I'm currently working on a project which requires that we integration a 3rd party SOAP API to handle a number of basic CRUD type operations.
Our current implementation allows us to leveraging the Laravel framework's form validation classes prior to execution of these API requests data; however I have some concerns since we're not leveraging any type of queuing mechanism.
The current solutions stack involves placing a heavy burden on the NGINX web server to spawn additional workers for each blocking user request. Obviously, this may lead to some issues down the line in terms of scalability.
There's also the possibility that users will frequently "refresh" pages after submitting form request data.
I've been looking into the Post/Redirect/Get pattern as a possible solution however I'm not quite sure that I completely understand the concept.
Here's a quote from one stackoverflow discussion:
The client gets a page with a form.
The form POSTs to the server.
The server performs the action, and then redirects to another page.

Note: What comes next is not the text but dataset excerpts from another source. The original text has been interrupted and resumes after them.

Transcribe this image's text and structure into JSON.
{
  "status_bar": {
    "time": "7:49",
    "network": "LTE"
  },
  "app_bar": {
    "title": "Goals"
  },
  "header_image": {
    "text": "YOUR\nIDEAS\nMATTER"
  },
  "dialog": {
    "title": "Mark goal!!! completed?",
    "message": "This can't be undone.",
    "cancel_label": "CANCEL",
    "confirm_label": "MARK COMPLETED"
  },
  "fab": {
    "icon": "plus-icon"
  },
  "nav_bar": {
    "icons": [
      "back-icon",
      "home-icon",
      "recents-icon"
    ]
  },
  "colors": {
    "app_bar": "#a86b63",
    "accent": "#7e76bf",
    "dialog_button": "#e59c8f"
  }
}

The client follows the redirect.
As stated above, these are long API calls and step 3 may take upwards of 10s to complete execution- what's to prevent the user from continually refreshing the page after step 2?
Best Answer
I have answered this question on StackOverflow as well - I place my answer here for easy reference...

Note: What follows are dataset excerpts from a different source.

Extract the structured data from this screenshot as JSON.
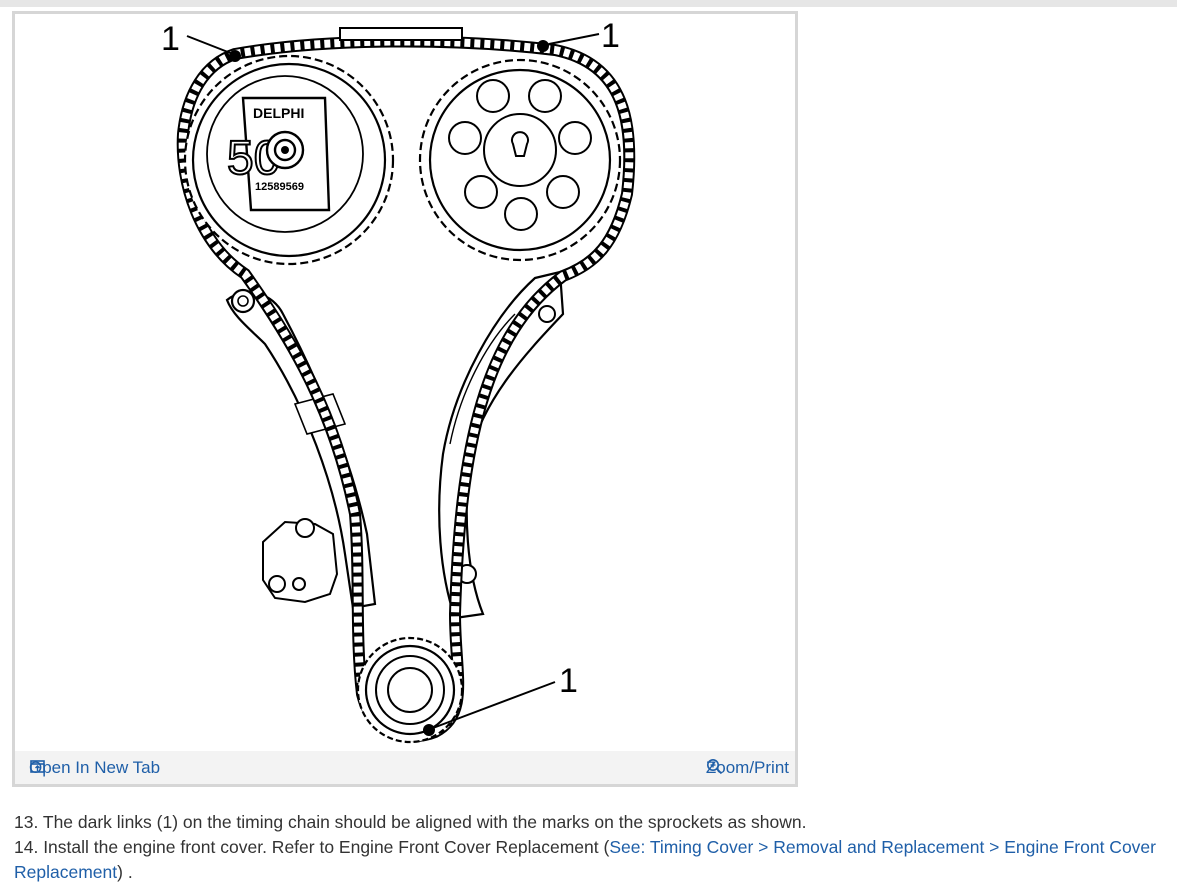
{
  "figure": {
    "callouts": [
      "1",
      "1",
      "1"
    ],
    "sprocket_brand": "DELPHI",
    "sprocket_number": "50",
    "sprocket_part": "12589569"
  },
  "toolbar": {
    "open_new_tab": "Open In New Tab",
    "zoom_print": "Zoom/Print"
  },
  "steps": {
    "step13": "13. The dark links (1) on the timing chain should be aligned with the marks on the sprockets as shown.",
    "step14_prefix": "14. Install the engine front cover. Refer to Engine Front Cover Replacement (",
    "step14_link": "See: Timing Cover > Removal and Replacement > Engine Front Cover Replacement",
    "step14_suffix": ") ."
  },
  "colors": {
    "link": "#1f5fa8",
    "text": "#333333",
    "border": "#d6d6d6"
  }
}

The PRG pattern alone will not prevent this, as the P action in it takes time (which is usually the case) and the user can submit the form again (via click or browser refresh), which will cause the PRG pattern to "fail".
Note that malicious users can also bypass all of your client side measures by running multiple http posts in quick succession.

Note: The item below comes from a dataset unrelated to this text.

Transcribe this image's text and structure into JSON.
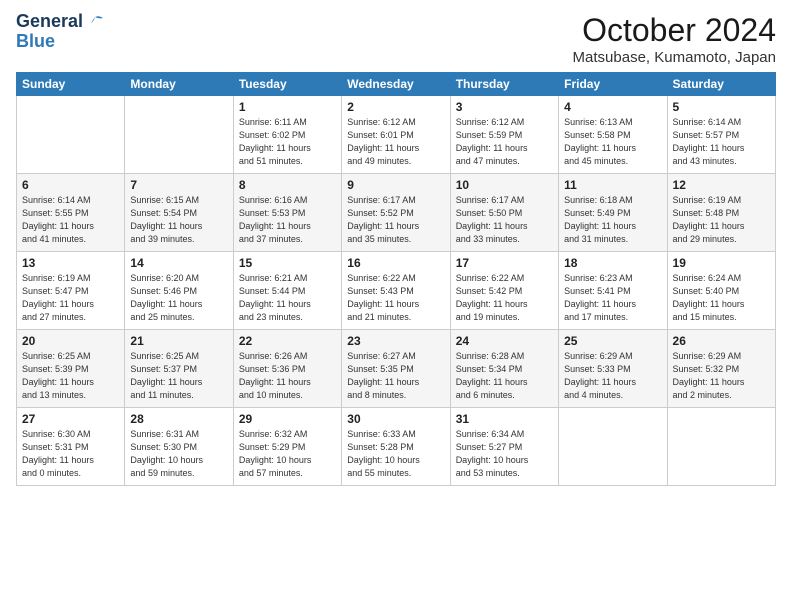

A solution to all of the above is to check for duplicate submissions on server side against your anti-forgery token.
If you make use of a hidden anti-forgery token in your form (as you should), you can cache the anti-forgery token on first submit and remove the token from cache if required, or expire the cached entry after set amount of time.
You will then be able to check with each request against the cache whether the specific form has been submitted and reject it if it has.